We finally agreed to head closer to the beach, where they could spend the night. We’d return for them in the morning.

Splitting up felt wrong, like we were just being stubborn. Yet as wrong as it felt to separate, it felt even more wrong to stay so close to the crash site. Also, Daniel and I were soaked. We needed to try starting a fire to dry out. We couldn’t do that within sight of the crash.

So Sam, Daniel, and I left Corey, Hayley, and Nicole and continued on with Kenjii. We located a stream and followed it until we found a cave where we could spend the night. Well, not so much a cave as a sheltered spot under an outcropping of rock. But sheltered was the key word. Plenty of dead vegetation had blown in and dried out, and Daniel managed to knock rocks together, get a spark, and light a tiny blaze. Considering I’d escaped a raging forest fire earlier that day, I was good with tiny.

We huddled around that small campfire and tried not to think about how cold it was or how hungry we were. Kenjii was dry now, and she felt like a furry hot water bottle between Daniel and me. I should be able to find nuts in the morning, maybe even some late berries. For now, there was nothing we could do about it. We’d drunk from the stream and it was indeed fresh water and that was all we needed, however much our stomachs disagreed.

I looked at Sam, huddled with us by the blaze, and I figured now was a good time to ask her some tough questions. No way was she going to stomp off into the night, away from the heat.

“You know why those people took us,” I said. “Or you think you do. It has something to do with you. With why you were searching Mina Lee’s cottage, why you took her file on you, and why you flipped out when I grabbed it.”

She said nothing.

Daniel had stretched out on his side, cheek propped on his hand. He lifted his head now. “This isn’t the time to keep secrets. If you think you know why they’re after us, you need to—”


Daniel sat up. “What?”

“Benandanti,” Sam said. “It’s—”

“We know what it is. A cult of Italian witch-hunters killed during the Inquisition.”

She stared at us. “Where did you hear that?”

“Mina sent Daniel to a book at the Nanaimo library,” I said. “She gave him a reference and page number. It led to an article on the benandanti.”

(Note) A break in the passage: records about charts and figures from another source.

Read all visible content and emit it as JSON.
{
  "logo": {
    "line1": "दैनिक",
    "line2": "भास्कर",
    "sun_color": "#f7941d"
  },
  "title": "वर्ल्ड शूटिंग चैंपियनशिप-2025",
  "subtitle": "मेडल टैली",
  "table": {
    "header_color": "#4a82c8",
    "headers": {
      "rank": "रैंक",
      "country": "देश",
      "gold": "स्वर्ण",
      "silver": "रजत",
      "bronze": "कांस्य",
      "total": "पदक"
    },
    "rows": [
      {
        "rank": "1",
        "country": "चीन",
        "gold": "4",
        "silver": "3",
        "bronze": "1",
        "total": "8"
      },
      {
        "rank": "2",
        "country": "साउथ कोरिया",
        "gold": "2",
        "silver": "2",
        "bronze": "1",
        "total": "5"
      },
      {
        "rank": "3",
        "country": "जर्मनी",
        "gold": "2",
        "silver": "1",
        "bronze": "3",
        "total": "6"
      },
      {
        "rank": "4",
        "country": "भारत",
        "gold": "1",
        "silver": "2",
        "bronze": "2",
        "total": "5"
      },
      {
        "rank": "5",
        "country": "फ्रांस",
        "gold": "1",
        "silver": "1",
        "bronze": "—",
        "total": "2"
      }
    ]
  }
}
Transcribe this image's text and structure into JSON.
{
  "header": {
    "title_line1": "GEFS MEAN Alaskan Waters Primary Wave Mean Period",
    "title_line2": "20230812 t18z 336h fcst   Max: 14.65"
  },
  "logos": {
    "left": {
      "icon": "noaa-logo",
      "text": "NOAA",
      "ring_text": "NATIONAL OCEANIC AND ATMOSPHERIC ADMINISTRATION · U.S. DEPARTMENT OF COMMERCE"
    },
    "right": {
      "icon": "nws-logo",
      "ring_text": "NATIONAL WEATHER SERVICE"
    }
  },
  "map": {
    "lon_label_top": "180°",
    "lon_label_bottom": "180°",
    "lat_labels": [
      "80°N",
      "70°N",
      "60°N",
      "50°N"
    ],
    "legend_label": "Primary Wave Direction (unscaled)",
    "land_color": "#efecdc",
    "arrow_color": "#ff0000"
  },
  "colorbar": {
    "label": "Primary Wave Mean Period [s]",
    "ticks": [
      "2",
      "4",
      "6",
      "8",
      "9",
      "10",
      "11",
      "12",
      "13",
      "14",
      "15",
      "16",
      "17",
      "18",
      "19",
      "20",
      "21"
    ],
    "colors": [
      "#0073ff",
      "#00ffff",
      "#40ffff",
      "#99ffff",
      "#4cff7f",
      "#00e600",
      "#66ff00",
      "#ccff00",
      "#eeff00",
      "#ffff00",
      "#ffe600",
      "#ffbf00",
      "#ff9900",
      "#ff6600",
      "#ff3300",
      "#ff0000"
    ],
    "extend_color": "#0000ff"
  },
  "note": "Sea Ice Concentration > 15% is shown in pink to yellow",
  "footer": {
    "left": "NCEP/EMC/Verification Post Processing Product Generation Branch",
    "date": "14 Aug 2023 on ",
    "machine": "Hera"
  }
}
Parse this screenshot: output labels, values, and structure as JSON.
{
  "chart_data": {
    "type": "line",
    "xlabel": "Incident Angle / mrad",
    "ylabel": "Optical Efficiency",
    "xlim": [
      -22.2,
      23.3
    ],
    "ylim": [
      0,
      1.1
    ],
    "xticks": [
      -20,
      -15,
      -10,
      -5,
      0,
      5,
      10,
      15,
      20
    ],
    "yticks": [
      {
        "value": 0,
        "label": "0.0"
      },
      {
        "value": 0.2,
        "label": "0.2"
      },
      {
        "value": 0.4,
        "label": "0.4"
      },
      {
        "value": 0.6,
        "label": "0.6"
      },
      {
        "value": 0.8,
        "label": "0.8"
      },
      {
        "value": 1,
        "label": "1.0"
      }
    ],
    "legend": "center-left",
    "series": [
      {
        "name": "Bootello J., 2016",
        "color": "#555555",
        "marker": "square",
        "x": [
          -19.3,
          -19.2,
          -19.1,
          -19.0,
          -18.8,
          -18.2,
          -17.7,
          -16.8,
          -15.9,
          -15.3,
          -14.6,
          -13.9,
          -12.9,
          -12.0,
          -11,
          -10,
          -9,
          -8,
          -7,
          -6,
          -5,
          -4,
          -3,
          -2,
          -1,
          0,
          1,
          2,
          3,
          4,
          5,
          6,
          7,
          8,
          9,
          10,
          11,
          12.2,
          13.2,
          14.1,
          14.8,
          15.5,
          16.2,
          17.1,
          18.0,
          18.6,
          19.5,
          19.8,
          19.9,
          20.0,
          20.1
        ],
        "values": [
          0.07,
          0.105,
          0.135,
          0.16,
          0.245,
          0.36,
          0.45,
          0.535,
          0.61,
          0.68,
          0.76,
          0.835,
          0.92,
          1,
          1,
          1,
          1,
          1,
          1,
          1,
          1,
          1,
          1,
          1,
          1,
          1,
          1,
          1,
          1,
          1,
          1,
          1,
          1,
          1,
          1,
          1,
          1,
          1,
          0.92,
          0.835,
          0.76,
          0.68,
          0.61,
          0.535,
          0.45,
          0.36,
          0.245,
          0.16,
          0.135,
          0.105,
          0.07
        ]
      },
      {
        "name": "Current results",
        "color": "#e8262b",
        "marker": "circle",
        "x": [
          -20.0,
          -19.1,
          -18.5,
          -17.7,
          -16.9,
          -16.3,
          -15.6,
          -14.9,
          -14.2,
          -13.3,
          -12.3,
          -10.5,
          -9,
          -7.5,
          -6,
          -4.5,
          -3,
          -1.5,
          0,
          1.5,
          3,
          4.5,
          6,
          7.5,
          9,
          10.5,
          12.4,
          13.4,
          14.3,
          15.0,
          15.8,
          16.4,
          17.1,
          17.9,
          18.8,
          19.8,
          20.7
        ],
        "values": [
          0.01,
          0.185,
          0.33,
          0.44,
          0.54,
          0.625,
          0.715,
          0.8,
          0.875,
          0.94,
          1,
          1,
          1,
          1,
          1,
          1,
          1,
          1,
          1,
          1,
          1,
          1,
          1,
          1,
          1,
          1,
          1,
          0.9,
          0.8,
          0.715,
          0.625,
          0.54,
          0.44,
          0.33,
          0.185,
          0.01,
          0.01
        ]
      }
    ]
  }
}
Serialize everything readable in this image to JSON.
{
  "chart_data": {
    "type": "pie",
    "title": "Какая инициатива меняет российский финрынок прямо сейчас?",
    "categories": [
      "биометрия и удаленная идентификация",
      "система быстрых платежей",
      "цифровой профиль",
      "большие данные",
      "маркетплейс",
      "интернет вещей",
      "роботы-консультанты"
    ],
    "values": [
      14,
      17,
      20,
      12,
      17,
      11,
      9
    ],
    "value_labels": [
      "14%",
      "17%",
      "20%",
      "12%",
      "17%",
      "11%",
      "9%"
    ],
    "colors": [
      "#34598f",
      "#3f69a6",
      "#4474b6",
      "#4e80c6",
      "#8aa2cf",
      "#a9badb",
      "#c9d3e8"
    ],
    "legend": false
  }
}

“Oh.” She paused, then nodded, her expression … satisfied. Pleased even. “Well, the book didn’t get it right. They never do. Benandanti weren’t witch-hunters. They were demon-hunters, who evolved into general-purpose evil hunters. Supernatural evil, that is. So sure, witches would be a target, if witches were hurting anyone with their powers. So would sorcerers, werewolves, vampires, half-demons. Especially half-demons, because they havedemon blood and demons were the benandanti’s original target.”

“You’re saying this like … you believe in it,” Daniel said slowly.

Rafe had said skin-walkers had gone extinct, but other races hadn’t. He hadn’t said what those races were, but I figured it was all those paranormal types Sam just mentioned, ones we still saw in movies and books, continuing to play a role in folklore after others faded. Because they had continued to exist while others, like benandanti, had not.

“You know why Mina sent you to that page, right?” Sam said.

“I figured she picked some random entry in a book no one ever checked out.”

“Really?” She met his gaze. “Is that honestly what you think?”

He shifted position, his expression lost in the shadows from the flickering fire. When he didn’t answer, Sam continued.

“The book probably told you the main power of the benandanti was dream-walking. They leave their bodies to hunt evil at night. People believed that because it explained how benandanti seemed to strike without anyone seeing them, without leaving a trace on the bodies, without their victims fighting back. The truth is that benandanti do have powers, but dream-walking isn’t one of them. They can sense trouble. They can repel trouble. And they can charm and persuade people to do things they might not want to. Does any of that sound familiar, Daniel?”

He didn’t answer.

Sam carried on. “Everyone knows you get bad feelings about people, and you’re usually right. I bet you got really strong vibes from Mina Lee. She was a half-demon. You might have gotten weaker ones from the pilot, too. He was a minor half-demon, I think. With the power of fire, judging by those burns on Hayley. Mina’s power was teleportation.”

Daniel had his hand near his mouth, his eyes half closed, expression deliberately hidden. I could see the pulse throbbing in his neck as his heart beat faster. I remembered what he’d said about Mina the first time we met. There’s something wrong with her. I remembered how she’d seemed to vanish, not once but twice. Teleportation. And the pilot. Fire.

“You also have the power of persuasion,” Sam continued. “I’ve seen you flip it on like a light switch. It’s been getting stronger. Maybe you’re telling yourself that you just have a knack for leadership, but deep down, you know it’s more than that. And the power to repel evil? I saw you do it on the helicopter. That’s how it works. Like a sonic boom. You didn’t even need to touch him. It’s not a perfect power, though, which is why benandanti are also naturally skilled fighters.” She met Daniel’s gaze again. “You’re seriously going to tell me none of this sounds familiar?”